Good Faith and Fair Dealing Does Not Create Any New Responsibilities
The implied covenant of good faith and fair dealing can take a fairly straightforward contract and turn it on its head. The Eighth Circuit Court of Appeals recently reined the duty of good faith and fair dealing in a bit, however. According to the Eighth Circuit, the implied covenant will not create any new substantive obligations. Instead, it merely “prevents one party from using technical compliance with a contract as a shield from liability when that party is acting for a purpose contrary to that for which the contract was made.”

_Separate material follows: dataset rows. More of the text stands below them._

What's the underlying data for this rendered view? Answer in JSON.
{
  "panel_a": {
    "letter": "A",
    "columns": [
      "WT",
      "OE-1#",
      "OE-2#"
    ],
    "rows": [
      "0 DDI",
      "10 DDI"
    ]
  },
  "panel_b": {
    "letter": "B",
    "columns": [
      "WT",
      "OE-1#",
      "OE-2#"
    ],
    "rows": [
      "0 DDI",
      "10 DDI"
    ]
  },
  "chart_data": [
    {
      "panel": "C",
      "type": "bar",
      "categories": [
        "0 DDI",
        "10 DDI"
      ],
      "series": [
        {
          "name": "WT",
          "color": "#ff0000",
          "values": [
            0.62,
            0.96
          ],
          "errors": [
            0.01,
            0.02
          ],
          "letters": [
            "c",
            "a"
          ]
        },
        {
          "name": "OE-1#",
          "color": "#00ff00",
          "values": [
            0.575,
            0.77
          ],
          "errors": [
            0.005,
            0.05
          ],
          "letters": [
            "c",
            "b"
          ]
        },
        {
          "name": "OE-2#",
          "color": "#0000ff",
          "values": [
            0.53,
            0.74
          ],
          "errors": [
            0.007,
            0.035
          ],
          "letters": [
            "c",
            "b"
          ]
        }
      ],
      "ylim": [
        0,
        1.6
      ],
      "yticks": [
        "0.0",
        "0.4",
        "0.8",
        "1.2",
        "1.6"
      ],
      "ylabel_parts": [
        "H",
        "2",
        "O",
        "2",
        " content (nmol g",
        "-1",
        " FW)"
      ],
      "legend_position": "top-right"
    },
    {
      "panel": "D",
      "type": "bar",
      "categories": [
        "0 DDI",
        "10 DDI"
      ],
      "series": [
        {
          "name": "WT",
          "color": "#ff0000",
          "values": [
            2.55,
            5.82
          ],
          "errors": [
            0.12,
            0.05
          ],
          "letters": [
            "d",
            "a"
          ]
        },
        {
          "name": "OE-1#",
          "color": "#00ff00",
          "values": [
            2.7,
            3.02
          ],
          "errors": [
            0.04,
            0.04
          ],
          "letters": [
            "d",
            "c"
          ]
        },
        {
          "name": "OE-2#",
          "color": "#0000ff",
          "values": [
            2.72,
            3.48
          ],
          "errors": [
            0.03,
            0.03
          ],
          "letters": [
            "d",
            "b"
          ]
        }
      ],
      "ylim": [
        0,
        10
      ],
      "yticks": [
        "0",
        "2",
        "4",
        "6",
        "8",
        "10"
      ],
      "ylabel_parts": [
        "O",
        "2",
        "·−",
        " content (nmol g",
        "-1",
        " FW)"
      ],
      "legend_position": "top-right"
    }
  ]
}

This is still a very subtle distinction, and leaves a lot of room for debate. The facts of the Eighth Circuit case shed a little more light on what the court meant:
The contract in Mid-America Real Estate Co. v. Iowa Realty Co., Inc. was between two real estate brokers. The plaintiff licensed the use of the defendant’s real estate listing database. Under the terms of the agreement, the plaintiff and defendant also agreed to share every listing entered by either broker into the database. The plaintiff sought an injunction to compel the defendant to enter all of the defendant’s listings in the database, rather than keep some listings for the defendant’s own private use. The Court of Appeals dissolved an injunction granted by the District Court. The contract language only required the defendant to share the listings it had actually entered. The Court of Appeals ruled that the implied covenant of good faith and fair dealing could not create the additional, substantive obligation to actually enter every listing.